PELAJAR muslim adalah istilah yang sudah sangat familiar di telinga kita. Istilah yang dilabelkan bagi mereka pencari ilmu, khususnya ilmu agama. Menjadi pelajar muslim bukan hal yang mudah sebab banyak tugas yang harus diemban. Di satu sisi kewajiban mencari ilmu yang tak dapat diabaikan, di sisi lain juga kewajiban sebagai seorang muslim harus menjadi prioritas.

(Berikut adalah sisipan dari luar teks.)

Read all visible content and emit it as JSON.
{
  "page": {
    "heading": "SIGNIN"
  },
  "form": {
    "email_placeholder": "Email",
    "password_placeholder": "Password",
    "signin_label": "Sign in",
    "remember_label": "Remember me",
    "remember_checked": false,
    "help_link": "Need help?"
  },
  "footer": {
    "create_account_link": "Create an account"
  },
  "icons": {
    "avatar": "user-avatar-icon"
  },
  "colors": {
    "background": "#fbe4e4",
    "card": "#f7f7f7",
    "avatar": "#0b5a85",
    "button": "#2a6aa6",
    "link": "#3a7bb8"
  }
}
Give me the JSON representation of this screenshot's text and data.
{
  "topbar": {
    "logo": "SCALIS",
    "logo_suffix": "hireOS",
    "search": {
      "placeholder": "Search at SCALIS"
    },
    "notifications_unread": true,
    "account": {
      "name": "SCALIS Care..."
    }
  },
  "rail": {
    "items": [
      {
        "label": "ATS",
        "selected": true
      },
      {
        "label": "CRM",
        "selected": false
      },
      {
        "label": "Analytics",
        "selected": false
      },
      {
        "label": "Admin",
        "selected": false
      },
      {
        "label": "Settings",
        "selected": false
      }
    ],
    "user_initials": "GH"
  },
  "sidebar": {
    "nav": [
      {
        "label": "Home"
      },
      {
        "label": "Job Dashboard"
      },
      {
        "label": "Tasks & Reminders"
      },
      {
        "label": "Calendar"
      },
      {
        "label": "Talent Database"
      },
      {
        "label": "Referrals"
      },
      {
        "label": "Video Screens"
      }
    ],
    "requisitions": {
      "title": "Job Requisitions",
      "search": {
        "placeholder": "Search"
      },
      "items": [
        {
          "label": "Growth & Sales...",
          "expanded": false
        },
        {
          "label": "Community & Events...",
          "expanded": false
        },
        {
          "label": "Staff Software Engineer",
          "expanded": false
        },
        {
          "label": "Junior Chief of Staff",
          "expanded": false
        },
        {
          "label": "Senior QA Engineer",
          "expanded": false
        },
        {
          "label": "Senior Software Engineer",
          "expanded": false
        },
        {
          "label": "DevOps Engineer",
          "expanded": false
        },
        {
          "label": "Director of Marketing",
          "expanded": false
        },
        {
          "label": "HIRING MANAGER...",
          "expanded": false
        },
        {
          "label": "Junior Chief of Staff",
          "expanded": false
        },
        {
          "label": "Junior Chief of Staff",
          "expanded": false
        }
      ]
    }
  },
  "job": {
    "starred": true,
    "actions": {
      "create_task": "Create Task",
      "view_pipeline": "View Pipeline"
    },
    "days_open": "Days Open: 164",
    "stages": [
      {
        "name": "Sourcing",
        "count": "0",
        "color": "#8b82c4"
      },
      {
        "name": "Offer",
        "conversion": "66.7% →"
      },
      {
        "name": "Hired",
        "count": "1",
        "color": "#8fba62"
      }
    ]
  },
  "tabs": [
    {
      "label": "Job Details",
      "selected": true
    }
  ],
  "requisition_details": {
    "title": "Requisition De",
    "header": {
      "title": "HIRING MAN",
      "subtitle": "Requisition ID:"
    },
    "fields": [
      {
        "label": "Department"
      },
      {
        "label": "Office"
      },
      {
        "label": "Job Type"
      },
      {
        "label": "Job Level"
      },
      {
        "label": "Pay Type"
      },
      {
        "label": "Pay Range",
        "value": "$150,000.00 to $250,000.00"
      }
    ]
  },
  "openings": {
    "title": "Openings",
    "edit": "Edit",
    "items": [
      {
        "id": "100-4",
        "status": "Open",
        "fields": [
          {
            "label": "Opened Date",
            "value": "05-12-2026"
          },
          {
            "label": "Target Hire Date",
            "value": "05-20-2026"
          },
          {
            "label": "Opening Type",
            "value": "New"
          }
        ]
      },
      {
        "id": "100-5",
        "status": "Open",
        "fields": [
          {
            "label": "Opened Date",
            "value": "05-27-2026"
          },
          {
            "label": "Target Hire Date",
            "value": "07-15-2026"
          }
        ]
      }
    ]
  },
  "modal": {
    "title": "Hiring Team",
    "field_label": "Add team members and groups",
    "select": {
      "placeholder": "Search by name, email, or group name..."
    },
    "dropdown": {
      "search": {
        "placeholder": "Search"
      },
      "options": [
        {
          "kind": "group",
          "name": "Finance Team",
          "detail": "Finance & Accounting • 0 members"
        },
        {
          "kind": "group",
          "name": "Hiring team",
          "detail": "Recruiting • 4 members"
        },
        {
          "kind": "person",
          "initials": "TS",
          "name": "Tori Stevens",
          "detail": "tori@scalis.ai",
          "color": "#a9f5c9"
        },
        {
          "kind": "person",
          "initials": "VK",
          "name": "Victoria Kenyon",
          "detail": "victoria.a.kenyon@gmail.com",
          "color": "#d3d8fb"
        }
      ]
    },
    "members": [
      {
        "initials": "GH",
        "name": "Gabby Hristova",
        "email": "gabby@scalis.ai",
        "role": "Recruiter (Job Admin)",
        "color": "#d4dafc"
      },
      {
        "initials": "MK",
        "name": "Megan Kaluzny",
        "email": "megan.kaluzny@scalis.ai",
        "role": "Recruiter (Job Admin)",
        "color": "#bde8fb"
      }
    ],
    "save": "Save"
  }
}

Kedua tugas tersebut harus berjalan seiring dan seirama, seiya dan sekata, dengan kata lain dibutuhkan manajemen waktu yang proporsional sehingga kedua-duanya bisa terlaksana dengan baik. Kesalahan dalam me-manage waktu akan berimbas pada kuantitas dan kualitas ilmu yang dipelajari. Sehingga tak jarang ditemui pelajar yang mempunyai gangguan kesehatan mental, overthingking, overconvidence, kekhawatiran yang berlebihan, bahkan nahasnya lagi sampai pada tingkat depresi akut.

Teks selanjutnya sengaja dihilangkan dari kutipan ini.